KommentarEine Liebeserklärung an die Standardsituation
Köln – Die Standardsituation ist ein Mitglied in der großen Familie des Fußballs, auf das viele mit ein wenig Geringschätzung blicken. Sie gilt als Mittel des kleinen Mannes, der es nicht schafft, Spielfluss und Ballzirkulation in gefährliche Momente zu verwandeln. Der ruhende Ball macht alle gleich. Jeder kann sich etwas ausdenken, das Spielgerät in eine heikle Zone bringen, damit Schaden entsteht beim Gegner. Manche können es sogar aus jeder Entfernung bis zu 30 Metern direkt ins Tor schießen. Aber Kunst, so meinen die Künstler, ist etwas anderes.
Diese mit Erhabenheit verwechselte Hochnäsigkeit des Fußballs wird gerade wieder bei der WM in Russland entlarvt. Nach knapp der Hälfte aller Vorrundenspiele sind etwa die Hälfte aller Tore durch Standardsituationen zustande gekommen. Die Deutschen waren mangels eines Treffers daran nicht beteiligt. Aber das kann ja noch kommen, auch wenn Beobachter schwören, dass der Bundestrainer in der direkten Turniervorbereitung dem Standard-Thema keine Beachtung geschenkt hat.

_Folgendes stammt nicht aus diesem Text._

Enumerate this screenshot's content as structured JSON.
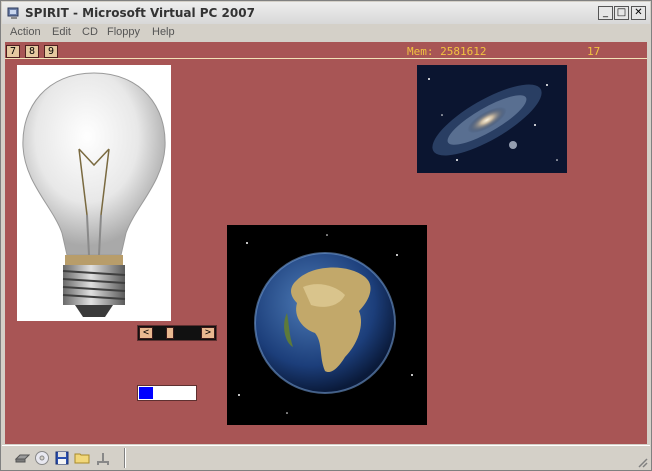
{
  "window": {
    "title": "SPIRIT - Microsoft Virtual PC 2007",
    "controls": {
      "minimize": "_",
      "maximize": "□",
      "close": "✕"
    }
  },
  "menubar": {
    "items": [
      "Action",
      "Edit",
      "CD",
      "Floppy",
      "Help"
    ]
  },
  "vm": {
    "background_color": "#a85555",
    "number_buttons": [
      "7",
      "8",
      "9"
    ],
    "memory_text": "Mem: 2581612",
    "counter_text": "17",
    "scrollbar": {
      "left_arrow": "<",
      "right_arrow": ">",
      "position": 0.25
    },
    "progress": {
      "value": 0.25,
      "fill_color": "#0000ff"
    },
    "images": [
      "lightbulb",
      "galaxy",
      "earth"
    ]
  },
  "statusbar": {
    "icons": [
      "hard-disk-icon",
      "cd-drive-icon",
      "floppy-disk-icon",
      "shared-folder-icon",
      "network-icon"
    ]
  }
}
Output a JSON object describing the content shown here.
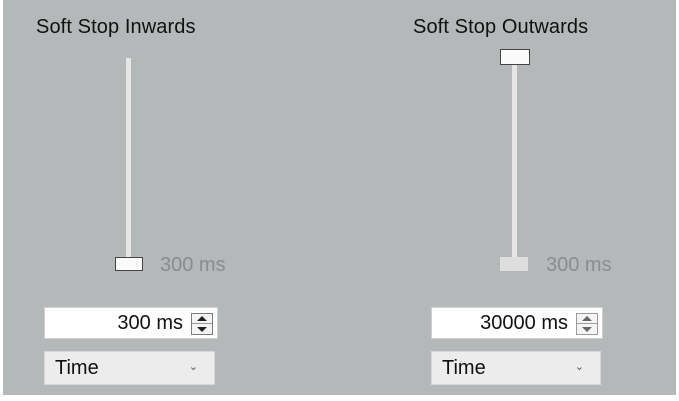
{
  "inwards": {
    "title": "Soft Stop Inwards",
    "min_label": "300 ms",
    "spin_value": "300 ms",
    "mode": "Time",
    "slider_level": 0
  },
  "outwards": {
    "title": "Soft Stop Outwards",
    "min_label": "300 ms",
    "spin_value": "30000 ms",
    "mode": "Time",
    "slider_level": 1
  }
}
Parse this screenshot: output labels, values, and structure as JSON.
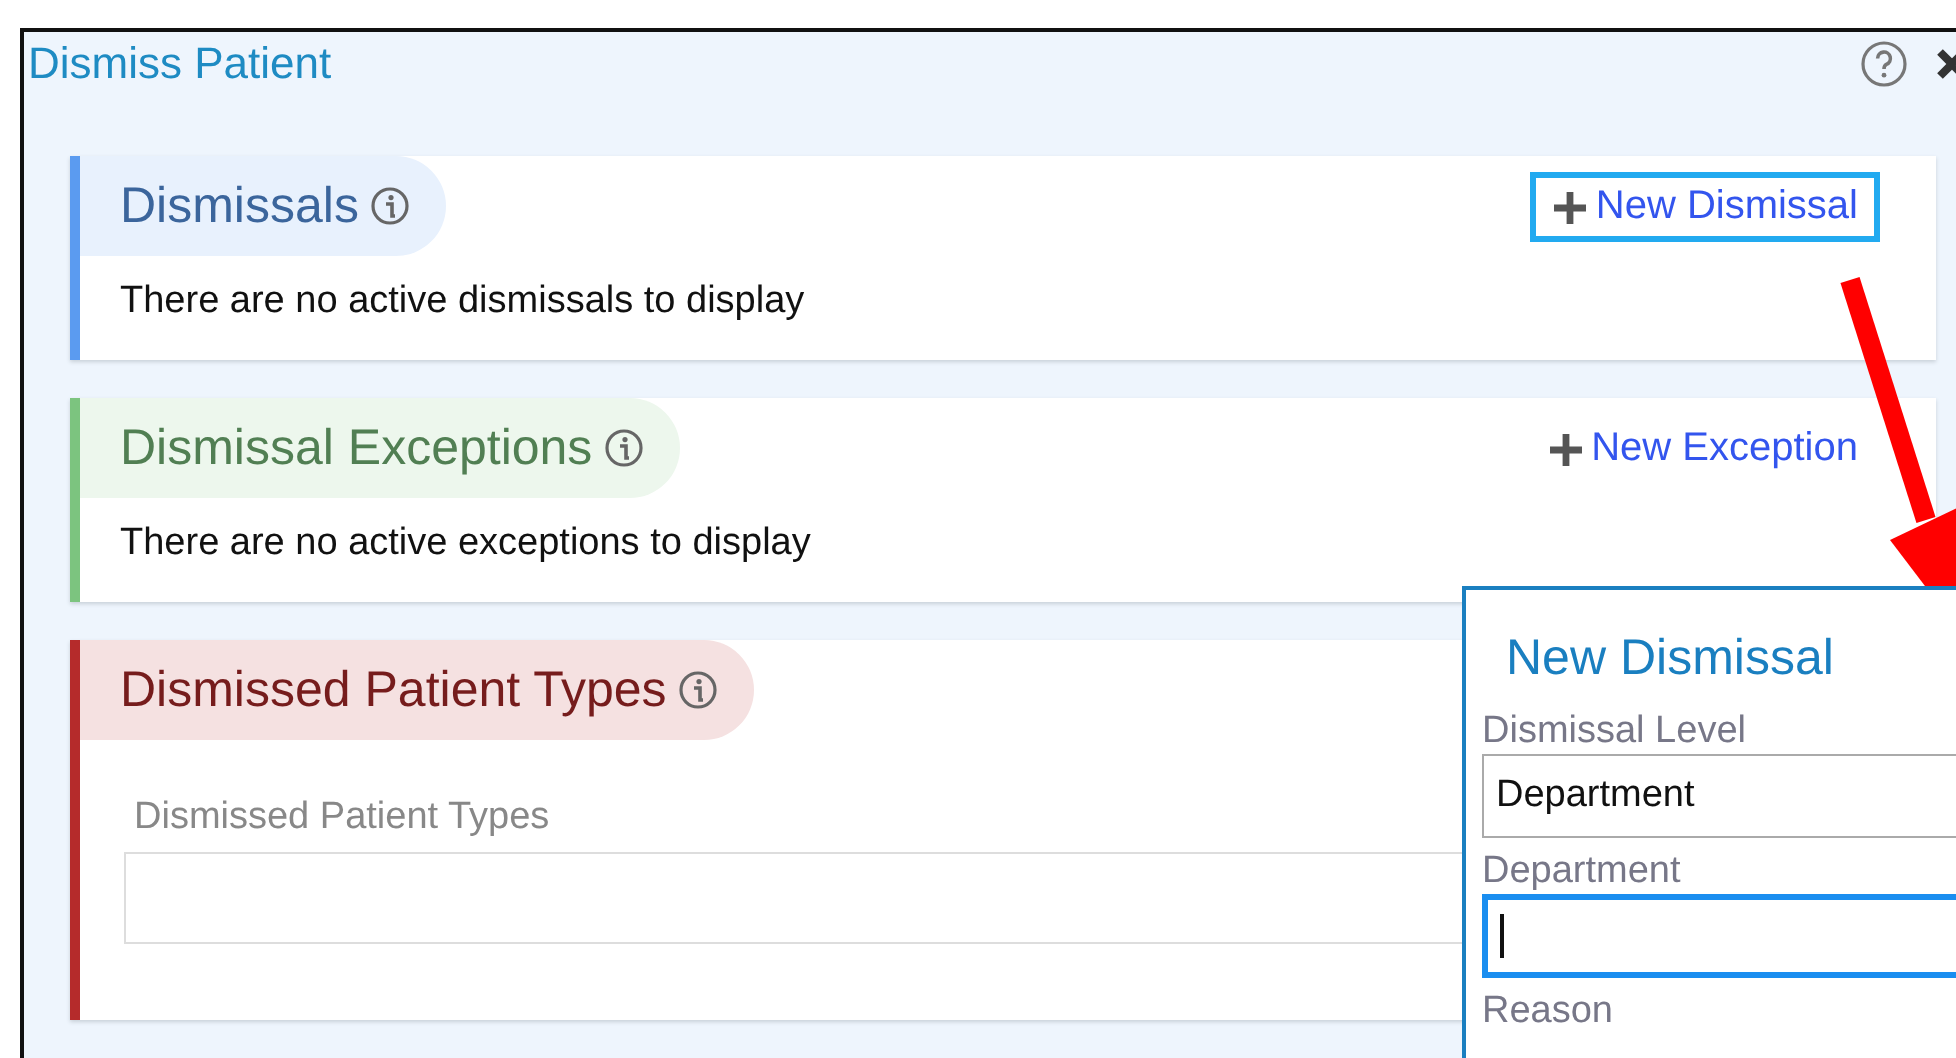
{
  "window": {
    "title": "Dismiss Patient"
  },
  "sections": [
    {
      "title": "Dismissals",
      "color": "#5b9bf0",
      "message": "There are no active dismissals to display",
      "action": {
        "label": "New Dismissal",
        "focused": true
      }
    },
    {
      "title": "Dismissal Exceptions",
      "color": "#7cc47f",
      "message": "There are no active exceptions to display",
      "action": {
        "label": "New Exception",
        "focused": false
      }
    },
    {
      "title": "Dismissed Patient Types",
      "color": "#b52b2b",
      "field": {
        "label": "Dismissed Patient Types"
      }
    }
  ],
  "popup": {
    "title": "New Dismissal",
    "fields": [
      {
        "label": "Dismissal Level",
        "kind": "select",
        "value": "Department",
        "focused": false
      },
      {
        "label": "Department",
        "kind": "text",
        "focused": true
      },
      {
        "label": "Reason",
        "kind": "label"
      }
    ]
  }
}
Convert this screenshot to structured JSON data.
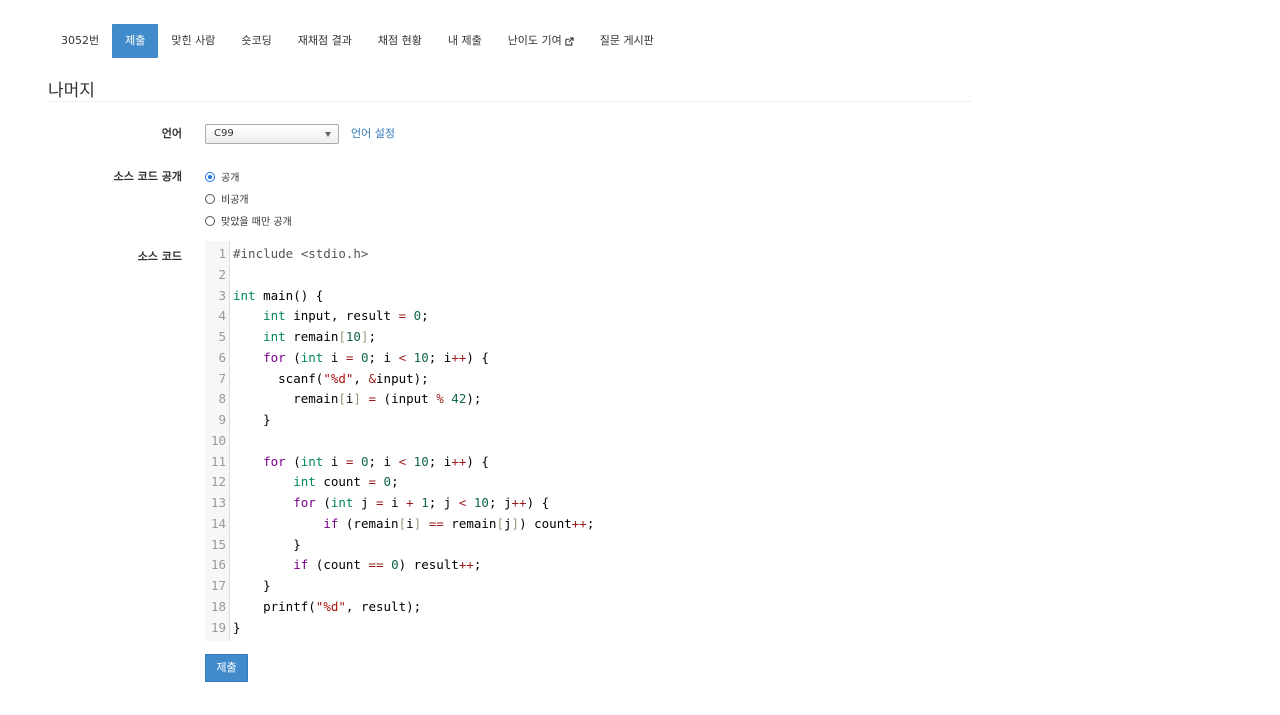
{
  "nav": {
    "tabs": [
      {
        "label": "3052번",
        "active": false
      },
      {
        "label": "제출",
        "active": true
      },
      {
        "label": "맞힌 사람",
        "active": false
      },
      {
        "label": "숏코딩",
        "active": false
      },
      {
        "label": "재채점 결과",
        "active": false
      },
      {
        "label": "채점 현황",
        "active": false
      },
      {
        "label": "내 제출",
        "active": false
      },
      {
        "label": "난이도 기여",
        "active": false,
        "icon": "external-link-icon"
      },
      {
        "label": "질문 게시판",
        "active": false
      }
    ]
  },
  "page_title": "나머지",
  "form": {
    "language_label": "언어",
    "language_value": "C99",
    "language_settings_link": "언어 설정",
    "visibility_label": "소스 코드 공개",
    "visibility_options": [
      {
        "label": "공개",
        "checked": true
      },
      {
        "label": "비공개",
        "checked": false
      },
      {
        "label": "맞았을 때만 공개",
        "checked": false
      }
    ],
    "source_label": "소스 코드",
    "submit_label": "제출"
  },
  "code_lines": [
    "#include <stdio.h>",
    "",
    "int main() {",
    "    int input, result = 0;",
    "    int remain[10];",
    "    for (int i = 0; i < 10; i++) {",
    "      scanf(\"%d\", &input);",
    "        remain[i] = (input % 42);",
    "    }",
    "",
    "    for (int i = 0; i < 10; i++) {",
    "        int count = 0;",
    "        for (int j = i + 1; j < 10; j++) {",
    "            if (remain[i] == remain[j]) count++;",
    "        }",
    "        if (count == 0) result++;",
    "    }",
    "    printf(\"%d\", result);",
    "}"
  ],
  "colors": {
    "accent": "#428bca",
    "keyword": "#770088",
    "type": "#008855",
    "number": "#116644",
    "string": "#aa1111",
    "operator": "#981a1a",
    "preprocessor": "#555555",
    "bracket": "#999977"
  }
}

Deutschland 2014 nach Standards gefährlich
Das überrascht, denn die eigene Geschichte lehrt, dass dies ein Versäumnis sein könnte. Deutschland erzielte bei der WM in Brasilien bis zum Halbfinale zehn Tore, von denen fünf nach Standards fielen. Vier der insgesamt nur fünf Tore in allen Viertelfinals 2014 fielen nach Standards. Gerade bei einem Turnier, in dem Auswahlmannschaften einen mehrwöchigen Abnutzungskampf führen, bei dem Klasse ohne unbarmherzige innere Haltung wenig hilft, ist der ruhende Ball ein Schlüssel zum Erfolg. Und mit je mehr Respekt man ihn behandelt, desto mehr wird er sich erkenntlich zeigen.